Learn about telemetry from other disciplines that have been doing this shit for far longer than us. Relevant XKCD

Reliability isn’t just for nukes & aircraft & election systems (haha). Imagine someone loses a video of their kid’s first ever step because you didn’t care. Fucking up is human and we all do it - what is important is that we care.

Sometimes you gotta sacrifice reliability, but make sure that is an explicit & conscious decision. Actually throw away your prototypes! Put FIXMEs in your code. Take a shower. Make sure hacks look, feel and sound hacky!


System’s ability to adapt to increased ’load’ along some axes.

Load is described with various load parameters, which depend on the system (req/s? active users? etc).

Carefully define what this means for your application, and explain your reasoning. You might have to scale in some aspects but not in other.

Once you have the load parameters for your app defined, figure out what happens when you increase load parameters but keep system resources unchanged. After that, try to figure out how much resources need to be increased.

Throughput - number of things that can be done per second. Latency is time it takes to serve a request. These are common things we care about when we move load parameters up and down.

You shouldn’t think of these as single numbers, since they vary a fair bit.

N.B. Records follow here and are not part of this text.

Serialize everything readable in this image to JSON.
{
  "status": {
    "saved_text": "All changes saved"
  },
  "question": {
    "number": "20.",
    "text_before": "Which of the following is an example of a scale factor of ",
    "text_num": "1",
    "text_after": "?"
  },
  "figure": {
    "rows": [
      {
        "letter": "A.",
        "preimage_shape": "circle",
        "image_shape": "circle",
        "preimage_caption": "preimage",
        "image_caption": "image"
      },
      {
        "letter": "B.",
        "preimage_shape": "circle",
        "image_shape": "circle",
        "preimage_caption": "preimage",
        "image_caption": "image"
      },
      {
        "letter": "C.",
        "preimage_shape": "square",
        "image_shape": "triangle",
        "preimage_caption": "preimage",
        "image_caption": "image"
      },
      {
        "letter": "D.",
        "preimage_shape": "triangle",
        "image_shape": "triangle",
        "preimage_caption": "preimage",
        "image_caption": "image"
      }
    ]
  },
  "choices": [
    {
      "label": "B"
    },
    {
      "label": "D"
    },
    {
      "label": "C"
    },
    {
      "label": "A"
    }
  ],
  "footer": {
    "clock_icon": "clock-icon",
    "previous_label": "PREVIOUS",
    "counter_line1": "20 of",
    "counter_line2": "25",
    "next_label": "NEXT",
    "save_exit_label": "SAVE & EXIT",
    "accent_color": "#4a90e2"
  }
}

Think of these as probability distributions. Learn some statistics! Use percentiles, rather than ‘average’ or ‘mean’.

High percentile latencies are especially important when you are a service that’s called by many other services - it can cascade down.

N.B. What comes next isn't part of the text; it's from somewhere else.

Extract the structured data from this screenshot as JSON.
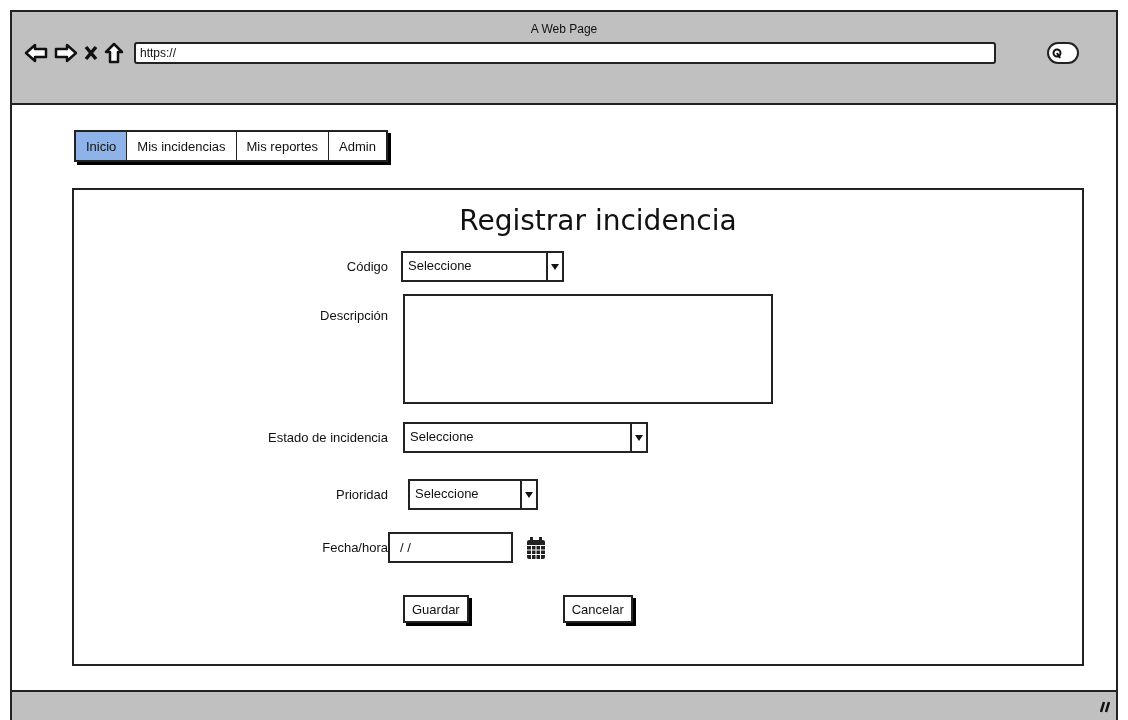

No magic scaling sauce - architecture that can scale is different for each application. But there are general purpose building blocks, so worry a little less!


Always code as if the person who ends up maintaining your code is a violent psychopath who knows where you live.

Split into three major aspects.


Make it easy for people to operate your service! Help them monitor the health of the system, observe & debug problems, do capacity planning, keep the production environment stable, prevent single human points of failure (oh, only Chad knows about this system) and many other things!


Don’t make your software a big ball of mud. Take into account that new engineers will have to start working on your software, and they need to understand it quickly.

Use standard tools & approaches they have a higher likelihood of knowing - look around for standard tools before inventing your own!

Watch out for accidental complexity, and keep it to a minimum as much as possible. Abstractions are good, but abstractions are also leaky.


If your software is simple & has good abstractions, you can change it over time without wanting to pull all your hair out.